Porsche Cayenne E1 in metallic orange parked besides the ocean


The Cayman boasts a name with real bite – its snappy title derives from the crocodile-like South American caiman. Powerful yet agile, when it launched in 2006 it joined the Boxster and 911 as another stand-out sportscar in the Porsche range. It now sits with the former of those two models under the 718 umbrella.


It’s fair to say that Porsche owes a great debt to the legacy of the Carrera Panamericana, however short lived the now infamous race was. Besides the Carrera name we now associate with the 911, it’s also from where the Panamera got its name. The race, which was held in its original form between 1950 and 1954, was about endurance, speed and reliability – attributes you could easily describe this car with.


When the Macan went on sale in 2015, people were immediately left scratching their heads about the provenance of the model’s name… unless you spoke Javanese, that is. The name comes from the language’s word for the Indonesian tiger and acknowledges the fierceness that lies beneath the car’s elegant exterior. The lively nature of the Macan is the reason why that today it’s universally considered the sportiest of compact SUVs.

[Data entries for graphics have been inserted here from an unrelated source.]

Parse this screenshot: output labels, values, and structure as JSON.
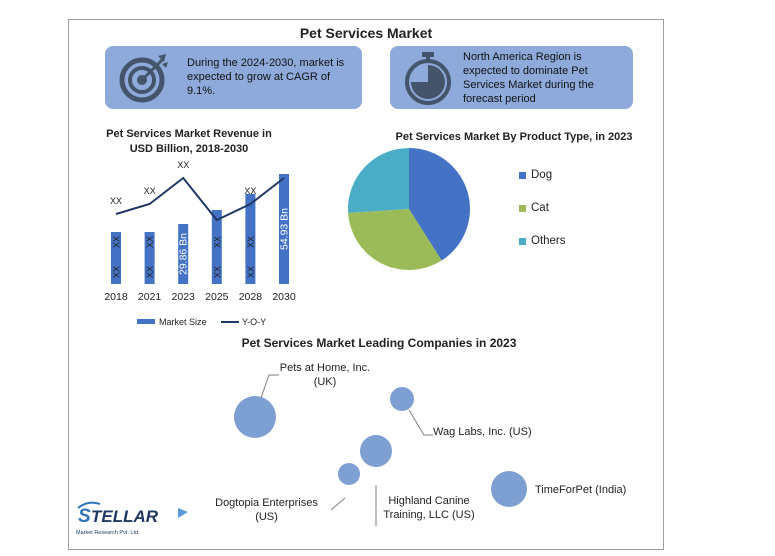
{
  "title": "Pet Services Market",
  "info_boxes": [
    {
      "icon": "target-icon",
      "text": "During the 2024-2030, market is expected to grow at CAGR of 9.1%."
    },
    {
      "icon": "stopwatch-icon",
      "text": "North America Region is expected to dominate Pet Services Market during the forecast period"
    }
  ],
  "colors": {
    "box": "#8eaadb",
    "bar": "#4472c4",
    "dog": "#4472c4",
    "cat": "#9bbb59",
    "others": "#4bacc6",
    "bubble": "#7d9fd2",
    "line": "#1f3864"
  },
  "chart_data": [
    {
      "type": "bar",
      "title": "Pet Services Market Revenue in USD Billion, 2018-2030",
      "categories": [
        "2018",
        "2021",
        "2023",
        "2025",
        "2028",
        "2030"
      ],
      "series": [
        {
          "name": "Market Size",
          "values": [
            26,
            26,
            30,
            37,
            45,
            55
          ]
        },
        {
          "name": "Y-O-Y",
          "values": [
            35,
            40,
            53,
            32,
            40,
            53
          ]
        }
      ],
      "bar_labels": [
        "XX",
        "XX",
        "29.86 Bn",
        "XX",
        "XX",
        "54.93 Bn"
      ],
      "line_labels": [
        "XX",
        "XX",
        "XX",
        "",
        "XX",
        ""
      ],
      "xlabel": "",
      "ylabel": ""
    },
    {
      "type": "pie",
      "title": "Pet Services Market By Product Type, in 2023",
      "labels": [
        "Dog",
        "Cat",
        "Others"
      ],
      "values": [
        41,
        33,
        26
      ],
      "legend": "right"
    }
  ],
  "companies_title": "Pet Services Market Leading Companies in 2023",
  "companies": [
    {
      "name": "Pets at Home, Inc.",
      "region": "(UK)"
    },
    {
      "name": "Wag Labs, Inc. (US)",
      "region": ""
    },
    {
      "name": "Highland Canine",
      "region": "Training, LLC (US)"
    },
    {
      "name": "Dogtopia Enterprises",
      "region": "(US)"
    },
    {
      "name": "TimeForPet (India)",
      "region": ""
    }
  ],
  "logo": {
    "name": "STELLAR",
    "tagline": "Market Research Pvt. Ltd."
  }
}
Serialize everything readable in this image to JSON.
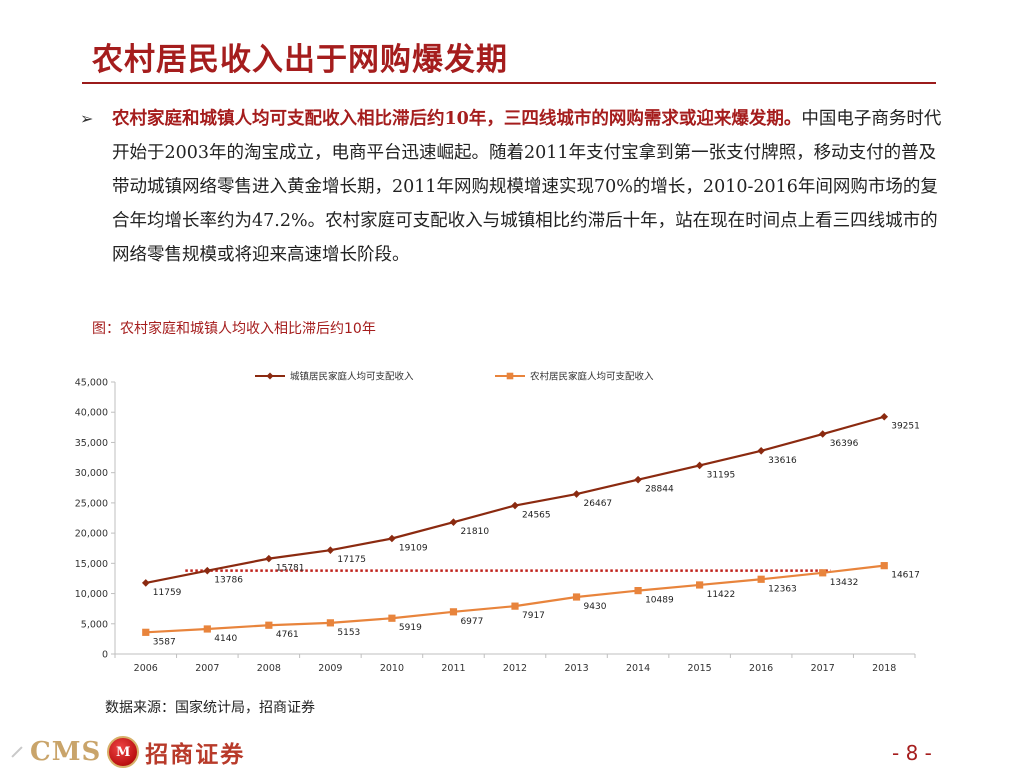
{
  "slide": {
    "title": "农村居民收入出于网购爆发期",
    "bullet": {
      "lead": "农村家庭和城镇人均可支配收入相比滞后约10年，三四线城市的网购需求或迎来爆发期。",
      "body": "中国电子商务时代开始于2003年的淘宝成立，电商平台迅速崛起。随着2011年支付宝拿到第一张支付牌照，移动支付的普及带动城镇网络零售进入黄金增长期，2011年网购规模增速实现70%的增长，2010-2016年间网购市场的复合年均增长率约为47.2%。农村家庭可支配收入与城镇相比约滞后十年，站在现在时间点上看三四线城市的网络零售规模或将迎来高速增长阶段。"
    },
    "figure_caption": "图：农村家庭和城镇人均收入相比滞后约10年",
    "source": "数据来源：国家统计局，招商证券",
    "logo": {
      "latin": "CMS",
      "mark": "M",
      "chinese": "招商证券"
    },
    "page_number": "- 8 -"
  },
  "chart_data": {
    "type": "line",
    "x": [
      2006,
      2007,
      2008,
      2009,
      2010,
      2011,
      2012,
      2013,
      2014,
      2015,
      2016,
      2017,
      2018
    ],
    "ylim": [
      0,
      45000
    ],
    "yticks": [
      0,
      5000,
      10000,
      15000,
      20000,
      25000,
      30000,
      35000,
      40000,
      45000
    ],
    "ytick_labels": [
      "0",
      "5,000",
      "10,000",
      "15,000",
      "20,000",
      "25,000",
      "30,000",
      "35,000",
      "40,000",
      "45,000"
    ],
    "legend_position": "top",
    "grid": false,
    "series": [
      {
        "name": "城镇居民家庭人均可支配收入",
        "color": "#8b2a10",
        "marker": "diamond",
        "values": [
          11759,
          13786,
          15781,
          17175,
          19109,
          21810,
          24565,
          26467,
          28844,
          31195,
          33616,
          36396,
          39251
        ],
        "labels": [
          "11759",
          "13786",
          "15781",
          "17175",
          "19109",
          "21810",
          "24565",
          "26467",
          "28844",
          "31195",
          "33616",
          "36396",
          "39251"
        ]
      },
      {
        "name": "农村居民家庭人均可支配收入",
        "color": "#e8843c",
        "marker": "square",
        "values": [
          3587,
          4140,
          4761,
          5153,
          5919,
          6977,
          7917,
          9430,
          10489,
          11422,
          12363,
          13432,
          14617
        ],
        "labels": [
          "3587",
          "4140",
          "4761",
          "5153",
          "5919",
          "6977",
          "7917",
          "9430",
          "10489",
          "11422",
          "12363",
          "13432",
          "14617"
        ]
      }
    ],
    "annotation": {
      "type": "horizontal-dotted-line",
      "value": 13786,
      "from_x": 2007,
      "to_x": 2017,
      "color": "#c0201a"
    }
  }
}
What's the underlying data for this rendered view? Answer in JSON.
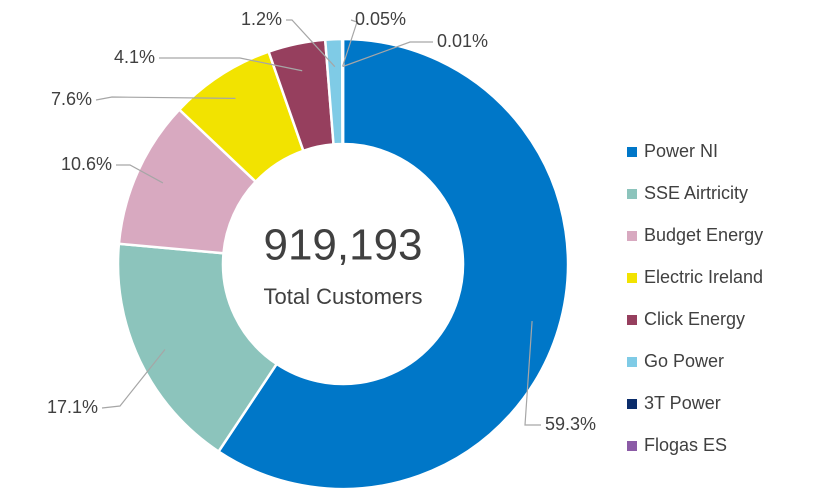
{
  "chart_data": {
    "type": "donut",
    "center_value": "919,193",
    "center_label": "Total Customers",
    "categories": [
      "Power NI",
      "SSE Airtricity",
      "Budget Energy",
      "Electric Ireland",
      "Click Energy",
      "Go Power",
      "3T Power",
      "Flogas ES"
    ],
    "values": [
      59.3,
      17.1,
      10.6,
      7.6,
      4.1,
      1.2,
      0.05,
      0.01
    ],
    "value_labels": [
      "59.3%",
      "17.1%",
      "10.6%",
      "7.6%",
      "4.1%",
      "1.2%",
      "0.05%",
      "0.01%"
    ],
    "colors": [
      "#0077c8",
      "#8cc4bc",
      "#d8a9c0",
      "#f2e300",
      "#963f5e",
      "#7fcbe6",
      "#0b2d6b",
      "#8b5ba6"
    ],
    "legend": "right"
  }
}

Electric Porsche Taycan Cross Turismo drives along road next to sea

When it was launched in 2019, the first all-electric Porsche warranted a name worthy of its electrifying qualities. The word Taycan derives from two terms of Turkic origin, translating approximately to “soul of a spirited young horse”. It’s a phrase that epitomises the personality of the electric Porsche – lively, vigorous, agile, free-spirited and tireless. The name also reflects both the brand’s roots and its future simultaneously, with the ‘horse’ reference reminiscent of the iconic silhouette on the Porsche crest itself. Even since its launch, the word has taken on further positive associations across other languages. In Japanese, for instance, ‘taikan’ roughly means ‘physical experience’ – something you won’t fail to agree with once sat behind the wheel of the Taycan.